Susan edged closer, her arm dropping from my shoulder to my waist. She knew all about life with my grandfather. Her mother drank. She was a nice woman when she was sober, but hell on wheels after a few martinis. Jean disappeared for days at a time. She’d return on her own or Mike would find her holed up in some flea-bag motel. He’d sent her to rehab half a dozen times. Despite this, Susan’s house was more peaceful than my own, perhaps because Jean preferred to do her carousing away from home. When Susan had lived at home, her house had been a refuge for me from Hunter’s weekend binges. In the Savas’ house, with its tasteful matching furniture, it was hard to believe that anyone ever yelled, much less threw people through screen doors.
“Go on,” she said quietly. “What did he do then?”

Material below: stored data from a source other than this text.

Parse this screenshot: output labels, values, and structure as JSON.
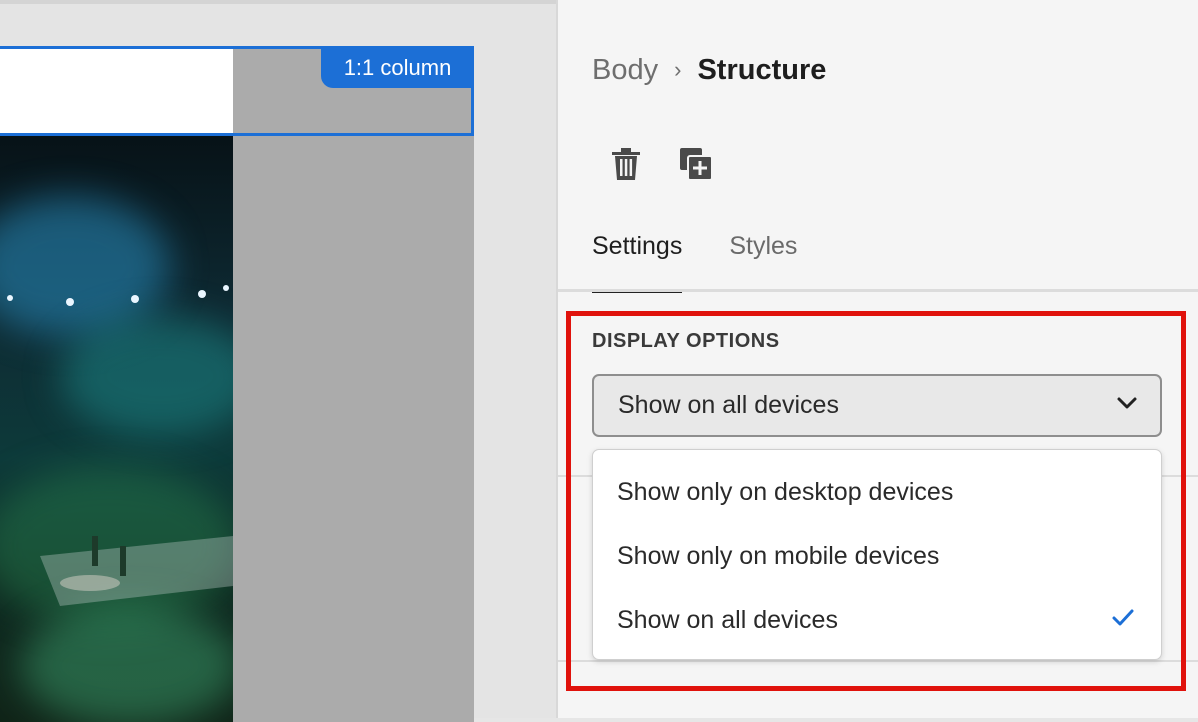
{
  "canvas": {
    "column_badge": "1:1 column"
  },
  "panel": {
    "breadcrumb": {
      "parent": "Body",
      "separator": "›",
      "current": "Structure"
    },
    "toolbar": {
      "delete_icon": "trash-icon",
      "duplicate_icon": "duplicate-icon"
    },
    "tabs": [
      {
        "label": "Settings",
        "active": true
      },
      {
        "label": "Styles",
        "active": false
      }
    ],
    "display_options": {
      "label": "DISPLAY OPTIONS",
      "selected": "Show on all devices",
      "options": [
        {
          "label": "Show only on desktop devices",
          "checked": false
        },
        {
          "label": "Show only on mobile devices",
          "checked": false
        },
        {
          "label": "Show on all devices",
          "checked": true
        }
      ]
    }
  },
  "colors": {
    "accent": "#1c6fd6",
    "highlight": "#e0120c",
    "check": "#1c6fd6"
  }
}
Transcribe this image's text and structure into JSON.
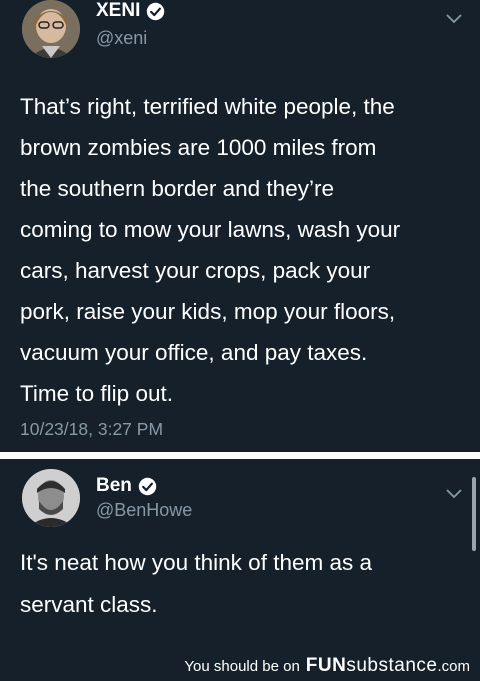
{
  "tweet1": {
    "display_name": "XENI",
    "handle": "@xeni",
    "text": "That’s right, terrified white people, the\nbrown zombies are 1000 miles from\nthe southern border and they’re\ncoming to mow your lawns,  wash your\ncars, harvest your crops, pack your\npork, raise your kids, mop your floors,\nvacuum your office, and pay taxes.\nTime to flip out.",
    "timestamp": "10/23/18, 3:27 PM",
    "verified_icon": "verified-badge-icon",
    "menu_icon": "chevron-down-icon"
  },
  "tweet2": {
    "display_name": "Ben",
    "handle": "@BenHowe",
    "text": "It's neat how you think of them as a\nservant class.",
    "verified_icon": "verified-badge-icon",
    "menu_icon": "chevron-down-icon"
  },
  "footer": {
    "prefix": "You should be on",
    "brand_fun": "FUN",
    "brand_substance": "substance",
    "tld": ".com"
  },
  "colors": {
    "background": "#15202b",
    "text": "#ffffff",
    "secondary": "#8899a6"
  }
}
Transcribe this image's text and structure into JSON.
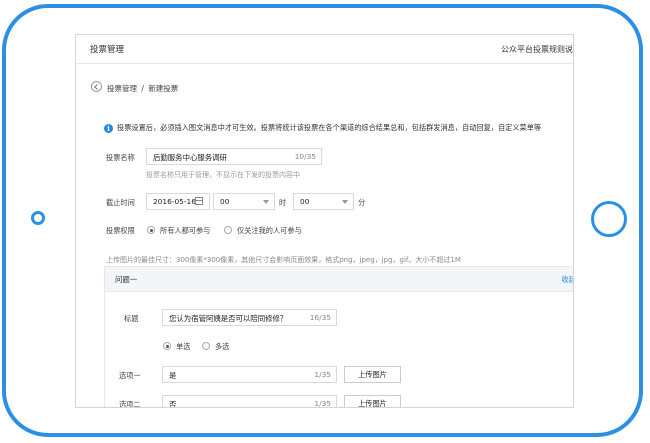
{
  "header": {
    "title": "投票管理",
    "rules_link": "公众平台投票规则说"
  },
  "breadcrumb": {
    "parent": "投票管理",
    "separator": "/",
    "current": "新建投票"
  },
  "notice": "投票设置后，必须插入图文消息中才可生效。投票将统计该投票在各个渠道的综合结果总和，包括群发消息，自动回复，自定义菜单等",
  "form": {
    "name_label": "投票名称",
    "name_value": "后勤服务中心服务调研",
    "name_count": "10/35",
    "name_hint": "投票名称只用于管理，不显示在下发的投票内容中",
    "deadline_label": "截止时间",
    "date": "2016-05-16",
    "hour": "00",
    "hour_unit": "时",
    "minute": "00",
    "minute_unit": "分",
    "permission_label": "投票权限",
    "perm_all": "所有人都可参与",
    "perm_followers": "仅关注我的人可参与",
    "image_hint": "上传图片的最佳尺寸：300像素*300像素，其他尺寸会影响页面效果，格式png，jpeg，jpg，gif。大小不超过1M"
  },
  "question": {
    "header": "问题一",
    "collapse": "收起",
    "title_label": "标题",
    "title_value": "您认为宿管阿姨是否可以陪同修修？",
    "title_count": "16/35",
    "single": "单选",
    "multi": "多选",
    "options": [
      {
        "label": "选项一",
        "value": "是",
        "count": "1/35",
        "upload": "上传图片"
      },
      {
        "label": "选项二",
        "value": "否",
        "count": "1/35",
        "upload": "上传图片"
      }
    ]
  },
  "colors": {
    "accent": "#2b8fe6",
    "info": "#1f8ae5"
  }
}
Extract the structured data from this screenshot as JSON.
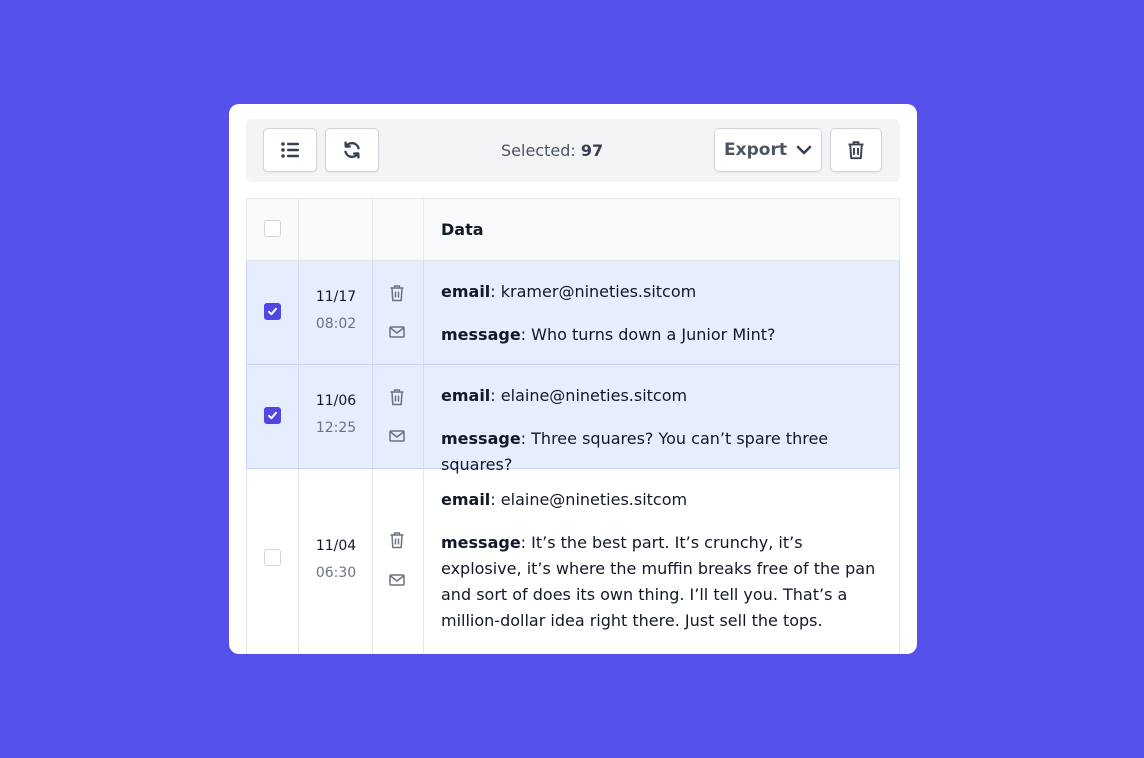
{
  "toolbar": {
    "list_icon": "list-icon",
    "refresh_icon": "refresh-icon",
    "selected_label": "Selected:",
    "selected_count": "97",
    "export_label": "Export",
    "export_icon": "chevron-down-icon",
    "delete_icon": "trash-icon"
  },
  "table": {
    "header": {
      "data_label": "Data"
    },
    "rows": [
      {
        "checked": true,
        "date": "11/17",
        "time": "08:02",
        "email_key": "email",
        "email": "kramer@nineties.sitcom",
        "message_key": "message",
        "message": "Who turns down a Junior Mint?"
      },
      {
        "checked": true,
        "date": "11/06",
        "time": "12:25",
        "email_key": "email",
        "email": "elaine@nineties.sitcom",
        "message_key": "message",
        "message": "Three squares? You can’t spare three squares?"
      },
      {
        "checked": false,
        "date": "11/04",
        "time": "06:30",
        "email_key": "email",
        "email": "elaine@nineties.sitcom",
        "message_key": "message",
        "message": "It’s the best part. It’s crunchy, it’s explosive, it’s where the muffin breaks free of the pan and sort of does its own thing. I’ll tell you. That’s a million-dollar idea right there. Just sell the tops."
      }
    ]
  },
  "colors": {
    "background": "#5751ec",
    "accent": "#4f46e5",
    "selected_row": "#e6edfd"
  }
}
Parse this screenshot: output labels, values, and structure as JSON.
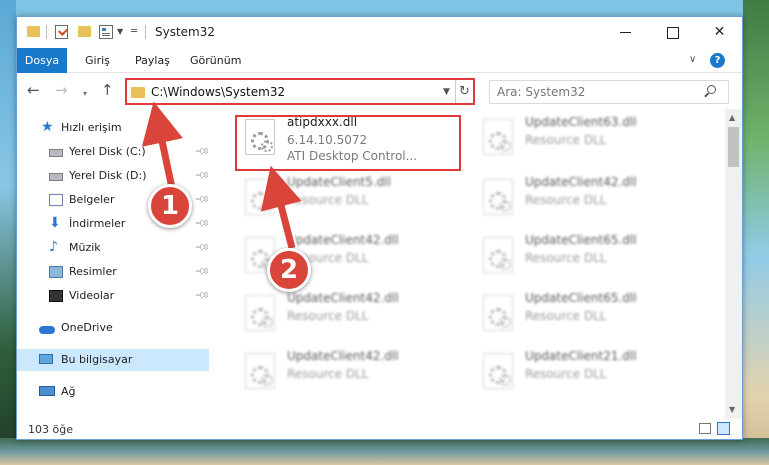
{
  "window": {
    "title": "System32",
    "controls": {
      "minimize": "–",
      "maximize": "□",
      "close": "✕"
    }
  },
  "ribbon": {
    "tabs": [
      {
        "label": "Dosya",
        "active": true
      },
      {
        "label": "Giriş"
      },
      {
        "label": "Paylaş"
      },
      {
        "label": "Görünüm"
      }
    ],
    "expand_icon": "chevron-down-icon",
    "help_label": "?"
  },
  "nav": {
    "back": "←",
    "forward": "→",
    "recent": "▾",
    "up": "↑",
    "address": "C:\\Windows\\System32",
    "refresh": "↻",
    "search_placeholder": "Ara: System32"
  },
  "sidebar": {
    "items": [
      {
        "label": "Hızlı erişim",
        "icon": "star-icon"
      },
      {
        "label": "Yerel Disk (C:)",
        "icon": "drive-icon",
        "pinned": true
      },
      {
        "label": "Yerel Disk (D:)",
        "icon": "drive-icon",
        "pinned": true
      },
      {
        "label": "Belgeler",
        "icon": "documents-icon",
        "pinned": true
      },
      {
        "label": "İndirmeler",
        "icon": "download-icon",
        "pinned": true
      },
      {
        "label": "Müzik",
        "icon": "music-icon",
        "pinned": true
      },
      {
        "label": "Resimler",
        "icon": "pictures-icon",
        "pinned": true
      },
      {
        "label": "Videolar",
        "icon": "video-icon",
        "pinned": true
      },
      {
        "label": "OneDrive",
        "icon": "cloud-icon"
      },
      {
        "label": "Bu bilgisayar",
        "icon": "pc-icon",
        "selected": true
      },
      {
        "label": "Ağ",
        "icon": "network-icon"
      }
    ]
  },
  "files": [
    {
      "name": "atipdxxx.dll",
      "line2": "6.14.10.5072",
      "line3": "ATI Desktop Control...",
      "highlighted": true
    },
    {
      "name": "UpdateClient63.dll",
      "line2": "Resource DLL"
    },
    {
      "name": "UpdateClient5.dll",
      "line2": "Resource DLL"
    },
    {
      "name": "UpdateClient42.dll",
      "line2": "Resource DLL"
    },
    {
      "name": "UpdateClient42.dll",
      "line2": "Resource DLL"
    },
    {
      "name": "UpdateClient65.dll",
      "line2": "Resource DLL"
    },
    {
      "name": "UpdateClient42.dll",
      "line2": "Resource DLL"
    },
    {
      "name": "UpdateClient65.dll",
      "line2": "Resource DLL"
    },
    {
      "name": "UpdateClient42.dll",
      "line2": "Resource DLL"
    },
    {
      "name": "UpdateClient21.dll",
      "line2": "Resource DLL"
    }
  ],
  "status": {
    "item_count": "103 öğe"
  },
  "annotations": {
    "badge1": "1",
    "badge2": "2",
    "color": "#d9453a"
  }
}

I tried to focus on my story and ignore the feeling of her hand on my back, warm against the thin cotton of my T-shirt. She upset my equilibrium so much that I was afraid I might pitch forward onto the floor. The only thing that stopped me was the idea that she might think I was upset about fighting with Hunter. He’d gotten more physically aggressive as I’d gotten older, wrestling with me, pushing me around. I wasn’t afraid of him. I was eight inches taller and outweighed him by at least twenty pounds, so I could more than hold my own. The thing that bothered me about these battles was the rage I felt afterward. I often felt as if I’d stepped outside myself and become someone else. I was afraid that he’d go too far one day, and I’d bury an axe in his thick skull.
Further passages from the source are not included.